Using Parks-Mcclellan (or others) for FIR differentiator?

I have never seen the use of Parks-Mcclellan for differentiator - most uses tend to be lowpass filters. Is this because Parks-Mcclellan implementation of FIR differentiator has numerical problems and cannot be successful?

It seems though that Parks-Mcclellan for a differentiator should be more studied and obvious, because in terms of fit of a function, a differentiator has frequency response that is basically a sloped straight line or an identity function.

In general, I am having some difficulty finding established optimal ways to implement FIR differentiators. Are there other known ways that are commonly used for FIR differentiators? What about lowpass differentiators, where frequency response basically is a differentiator up to some frequency and from some frequency to $$\pi$$ it is filtered out, with transition band in the middle?

• AFAIK, the P-M algo can be used, but it's not often used because those filters will be computationally intensive due to them being so precise. So then most people use filters that do coarser approximations.
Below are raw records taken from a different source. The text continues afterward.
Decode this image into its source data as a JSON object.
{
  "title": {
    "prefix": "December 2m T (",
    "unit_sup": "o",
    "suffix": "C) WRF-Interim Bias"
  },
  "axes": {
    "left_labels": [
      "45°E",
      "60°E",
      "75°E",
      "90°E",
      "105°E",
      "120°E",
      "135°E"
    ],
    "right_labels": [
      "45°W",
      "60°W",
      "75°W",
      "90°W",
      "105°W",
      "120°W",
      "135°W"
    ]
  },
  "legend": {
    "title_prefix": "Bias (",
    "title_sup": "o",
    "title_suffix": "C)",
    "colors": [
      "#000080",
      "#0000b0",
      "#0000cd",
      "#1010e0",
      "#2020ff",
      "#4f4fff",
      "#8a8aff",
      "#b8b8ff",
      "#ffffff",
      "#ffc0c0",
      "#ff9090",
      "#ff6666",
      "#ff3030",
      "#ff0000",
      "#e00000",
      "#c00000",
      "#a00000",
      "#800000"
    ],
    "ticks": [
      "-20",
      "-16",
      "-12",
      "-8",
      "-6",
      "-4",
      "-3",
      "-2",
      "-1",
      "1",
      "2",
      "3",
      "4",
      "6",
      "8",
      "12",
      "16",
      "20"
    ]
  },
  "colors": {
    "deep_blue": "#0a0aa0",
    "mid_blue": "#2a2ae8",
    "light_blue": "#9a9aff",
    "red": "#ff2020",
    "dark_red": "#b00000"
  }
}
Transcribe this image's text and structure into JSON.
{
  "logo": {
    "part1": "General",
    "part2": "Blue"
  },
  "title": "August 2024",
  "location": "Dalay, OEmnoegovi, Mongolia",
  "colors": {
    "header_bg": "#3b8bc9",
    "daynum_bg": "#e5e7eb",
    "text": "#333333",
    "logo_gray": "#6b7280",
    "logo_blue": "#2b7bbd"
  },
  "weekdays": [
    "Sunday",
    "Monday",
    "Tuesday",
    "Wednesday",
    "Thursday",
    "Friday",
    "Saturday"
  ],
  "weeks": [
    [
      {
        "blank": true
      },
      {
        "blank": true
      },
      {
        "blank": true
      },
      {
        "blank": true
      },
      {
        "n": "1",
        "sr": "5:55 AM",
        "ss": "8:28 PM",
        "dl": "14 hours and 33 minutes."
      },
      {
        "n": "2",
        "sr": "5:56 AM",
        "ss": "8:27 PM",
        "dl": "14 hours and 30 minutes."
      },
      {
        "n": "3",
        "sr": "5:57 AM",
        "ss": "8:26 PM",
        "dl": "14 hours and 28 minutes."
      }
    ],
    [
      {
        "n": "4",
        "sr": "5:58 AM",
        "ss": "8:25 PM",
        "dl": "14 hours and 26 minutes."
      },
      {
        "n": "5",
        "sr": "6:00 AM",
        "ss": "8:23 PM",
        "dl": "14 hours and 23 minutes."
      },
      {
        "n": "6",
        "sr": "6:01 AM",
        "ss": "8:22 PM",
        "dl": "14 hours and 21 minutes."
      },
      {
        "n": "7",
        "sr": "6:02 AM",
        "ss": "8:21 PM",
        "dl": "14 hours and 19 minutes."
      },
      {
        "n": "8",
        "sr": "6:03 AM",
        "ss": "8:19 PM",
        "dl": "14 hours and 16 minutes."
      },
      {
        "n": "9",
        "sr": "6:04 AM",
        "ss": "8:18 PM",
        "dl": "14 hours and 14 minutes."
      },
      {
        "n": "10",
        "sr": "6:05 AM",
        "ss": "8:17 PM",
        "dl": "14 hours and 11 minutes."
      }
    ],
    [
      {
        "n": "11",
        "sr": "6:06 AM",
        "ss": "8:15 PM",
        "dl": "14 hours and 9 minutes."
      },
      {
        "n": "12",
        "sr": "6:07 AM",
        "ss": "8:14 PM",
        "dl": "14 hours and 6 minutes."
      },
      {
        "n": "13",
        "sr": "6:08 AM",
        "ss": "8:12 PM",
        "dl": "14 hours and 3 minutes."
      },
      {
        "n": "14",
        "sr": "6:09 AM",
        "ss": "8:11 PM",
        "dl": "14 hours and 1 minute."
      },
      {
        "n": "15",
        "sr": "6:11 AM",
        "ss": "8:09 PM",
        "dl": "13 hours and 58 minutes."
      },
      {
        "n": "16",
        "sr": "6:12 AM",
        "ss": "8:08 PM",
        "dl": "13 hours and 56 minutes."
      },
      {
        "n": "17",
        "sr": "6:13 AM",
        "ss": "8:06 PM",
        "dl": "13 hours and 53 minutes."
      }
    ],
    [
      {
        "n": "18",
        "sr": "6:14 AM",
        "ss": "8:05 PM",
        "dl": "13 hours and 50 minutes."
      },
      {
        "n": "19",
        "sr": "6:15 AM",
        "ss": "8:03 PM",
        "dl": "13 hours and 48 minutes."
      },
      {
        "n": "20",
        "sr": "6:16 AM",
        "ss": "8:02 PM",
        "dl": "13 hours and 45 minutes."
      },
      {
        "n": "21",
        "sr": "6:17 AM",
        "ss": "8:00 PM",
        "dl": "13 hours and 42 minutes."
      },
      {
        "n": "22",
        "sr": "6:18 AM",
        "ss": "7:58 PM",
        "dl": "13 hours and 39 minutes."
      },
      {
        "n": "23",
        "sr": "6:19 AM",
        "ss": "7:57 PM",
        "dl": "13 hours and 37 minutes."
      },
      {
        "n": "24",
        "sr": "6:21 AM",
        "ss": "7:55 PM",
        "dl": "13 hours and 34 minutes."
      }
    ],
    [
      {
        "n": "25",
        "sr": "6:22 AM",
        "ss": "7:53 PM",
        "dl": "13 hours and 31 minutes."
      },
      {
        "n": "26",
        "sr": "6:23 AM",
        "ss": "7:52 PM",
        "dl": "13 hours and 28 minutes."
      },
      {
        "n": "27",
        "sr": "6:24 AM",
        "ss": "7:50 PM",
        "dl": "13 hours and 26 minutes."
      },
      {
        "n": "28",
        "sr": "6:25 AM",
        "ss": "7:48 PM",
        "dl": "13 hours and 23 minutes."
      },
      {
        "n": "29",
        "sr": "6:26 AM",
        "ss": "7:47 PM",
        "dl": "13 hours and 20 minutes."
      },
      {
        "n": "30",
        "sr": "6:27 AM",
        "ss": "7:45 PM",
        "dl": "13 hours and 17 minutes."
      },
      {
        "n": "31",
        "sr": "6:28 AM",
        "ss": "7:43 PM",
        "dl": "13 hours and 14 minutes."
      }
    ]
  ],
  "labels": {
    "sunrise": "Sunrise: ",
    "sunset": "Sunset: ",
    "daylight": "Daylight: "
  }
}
Or you would use P-M but then you'd need to "coarsify" it when you build up a table of filter coefficients, since having too much values to go through would lead to high CPU use. Dec 28, 2018 at 19:09

E.g., the Matlab function firpm, which implements the Parks McClellan method, can design FIR differentiators if you supply differentiator as filter type. The same is true for the least squares filter design function firls.